In the above-described embodiment, the delivery device 2 has the measuring scale function. However, the delivery device may simply deliver the electric wire or may have other functions.

Further, in the above-described embodiment, the projecting portion 62 is formed in a truncated cone shape. However, the projecting portion may have an inclined surface whose outer diameter increases from the tip toward the base portion, and is not limited to a truncated cone shape. For example, the projecting portion may have a conical shape and not have an upper surface, or may be formed in a pyramidal shape or a truncated pyramid shape. In addition, the entire outer peripheral surface of the protruding portion may not be inclined, and the protruding portion may have an inclined surface in a part of the outer peripheral portion.

Although the best configurations, methods, and the like for carrying out the present invention are disclosed in the above description, the present invention is not limited thereto. That is, the present invention has been particularly shown and described with particular reference to certain embodiments; however, various modifications can be made by those skilled in the art to the above-described embodiments, in shapes, materials, quantities, and other detailed configurations without departing from the spirit and scope of the invention. Accordingly, the description that limits the shape, material, etc. disclosed above is exemplarily described for easy understanding of the present invention, and does not limit the present invention.

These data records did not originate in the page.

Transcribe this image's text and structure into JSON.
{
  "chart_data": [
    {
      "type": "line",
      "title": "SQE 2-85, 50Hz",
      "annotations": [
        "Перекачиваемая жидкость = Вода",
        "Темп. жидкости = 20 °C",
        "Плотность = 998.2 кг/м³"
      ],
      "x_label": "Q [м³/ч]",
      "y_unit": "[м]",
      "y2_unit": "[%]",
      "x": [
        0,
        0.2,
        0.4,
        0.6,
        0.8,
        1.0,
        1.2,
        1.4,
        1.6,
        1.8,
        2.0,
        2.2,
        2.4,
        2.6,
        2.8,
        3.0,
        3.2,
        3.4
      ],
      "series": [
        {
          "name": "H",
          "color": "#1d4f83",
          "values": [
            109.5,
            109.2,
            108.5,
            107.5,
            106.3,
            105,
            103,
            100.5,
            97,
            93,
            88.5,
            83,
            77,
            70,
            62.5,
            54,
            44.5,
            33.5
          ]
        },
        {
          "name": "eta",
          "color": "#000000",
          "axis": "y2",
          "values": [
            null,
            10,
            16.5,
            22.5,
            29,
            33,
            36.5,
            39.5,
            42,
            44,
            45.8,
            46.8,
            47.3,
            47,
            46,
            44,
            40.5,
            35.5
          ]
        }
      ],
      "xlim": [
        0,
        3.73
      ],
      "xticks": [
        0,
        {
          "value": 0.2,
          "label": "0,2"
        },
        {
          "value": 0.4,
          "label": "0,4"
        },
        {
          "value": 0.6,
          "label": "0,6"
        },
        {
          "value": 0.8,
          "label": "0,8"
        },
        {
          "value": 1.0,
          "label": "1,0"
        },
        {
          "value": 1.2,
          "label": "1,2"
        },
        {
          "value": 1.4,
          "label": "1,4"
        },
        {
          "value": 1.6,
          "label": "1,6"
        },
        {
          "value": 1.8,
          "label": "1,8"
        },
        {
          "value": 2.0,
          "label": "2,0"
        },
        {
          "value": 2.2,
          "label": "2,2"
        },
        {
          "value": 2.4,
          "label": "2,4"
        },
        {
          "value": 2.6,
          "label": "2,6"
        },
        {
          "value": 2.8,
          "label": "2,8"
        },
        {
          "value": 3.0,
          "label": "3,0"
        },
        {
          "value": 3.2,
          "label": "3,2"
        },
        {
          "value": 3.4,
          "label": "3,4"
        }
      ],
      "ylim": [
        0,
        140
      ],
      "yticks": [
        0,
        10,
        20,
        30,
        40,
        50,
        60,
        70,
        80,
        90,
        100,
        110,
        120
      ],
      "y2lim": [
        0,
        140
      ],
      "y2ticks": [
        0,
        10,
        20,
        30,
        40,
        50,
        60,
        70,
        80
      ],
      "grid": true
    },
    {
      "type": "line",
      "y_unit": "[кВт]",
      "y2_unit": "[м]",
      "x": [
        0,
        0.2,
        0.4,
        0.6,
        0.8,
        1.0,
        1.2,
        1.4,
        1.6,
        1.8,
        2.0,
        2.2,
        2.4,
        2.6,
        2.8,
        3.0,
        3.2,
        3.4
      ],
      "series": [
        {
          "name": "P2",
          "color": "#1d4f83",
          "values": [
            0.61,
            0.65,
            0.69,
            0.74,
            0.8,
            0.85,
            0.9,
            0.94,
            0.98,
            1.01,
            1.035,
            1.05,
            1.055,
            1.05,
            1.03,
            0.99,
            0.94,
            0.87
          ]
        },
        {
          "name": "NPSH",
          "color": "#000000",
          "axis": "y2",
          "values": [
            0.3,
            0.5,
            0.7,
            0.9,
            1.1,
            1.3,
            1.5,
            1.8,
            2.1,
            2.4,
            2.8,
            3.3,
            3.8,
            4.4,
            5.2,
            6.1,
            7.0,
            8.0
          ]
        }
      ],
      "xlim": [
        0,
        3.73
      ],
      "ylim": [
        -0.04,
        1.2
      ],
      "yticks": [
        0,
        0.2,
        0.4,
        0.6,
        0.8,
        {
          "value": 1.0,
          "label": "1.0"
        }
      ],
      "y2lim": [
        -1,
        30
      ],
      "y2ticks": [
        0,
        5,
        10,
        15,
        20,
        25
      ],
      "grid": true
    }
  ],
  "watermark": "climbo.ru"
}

Therefore, the description of the parts with limitations on part or all of the restrictions on their shapes, materials and the like is included in the present invention.

REFERENCE SIGNS LIST

• 1 winding unit
• 2 delivery device
• 4 guide device
• 5 hold device
• 6 winding device
• 61 base portion
• 62 projecting portion
• 621 inclined surface
• 7 circulation guide device
• 71 insertion member
• 711 insertion hole
• 20 electric wire
• 20A winding start portion

Claims

1. A winding unit for winding an electric wire comprising:

a delivery device for delivering the electric wire in a longitudinal direction;

a hold device for holding a winding start portion of the electric wire;

a winding device having a base portion and a projecting portion projecting from the base portion; and

a guide device for guiding the electric wire delivered by the delivery device so as to travel from a tip of the projecting portion toward the base portion,

wherein the projecting portion has an inclined surface whose outer diameter increases toward the base portion from the tip end on an outer peripheral surface thereof,

wherein the guide device guides the electric wire toward the center of the tip, and

wherein while winding, the hold device is positioned between the winding device and the guide device, and the electric wire is wound around the projecting portion.

2. The winding unit as claimed in claim 1,

wherein the guide device advances the electric wire along a horizontal direction, and

wherein a projecting direction of the projecting portion is inclined with respect to the horizontal direction.

3. The winding unit as claimed in claim 2,

wherein the delivery device has a scale function for measuring a delivery length of the electric wire.

4. The winding unit as claimed in claim 1,

wherein the delivery device has a scale function for measuring a delivery length of the electric wire.

5. A method of manufacturing helical electric wire for manufacturing spirally wound helical electric wire comprising the steps of:

a delivery step for delivering an electric wire in a longitudinal direction;

a hold step for holding a winding start portion of the electric wire; and

a guide step for guiding the delivered electric wire,

wherein in the guide step, with respect to a base portion and a projecting portion projecting from the base portion and having an inclined surface whose outer diameter increases toward the base portion from a tip end on an outer peripheral surface thereof, the electric wire is guided toward the center portion of the tip end and advanced toward the base portion from the tip end, and

wherein while winding, a hold device is positioned between a winding device and a guide device, and the electric wire is wound around the projecting portion.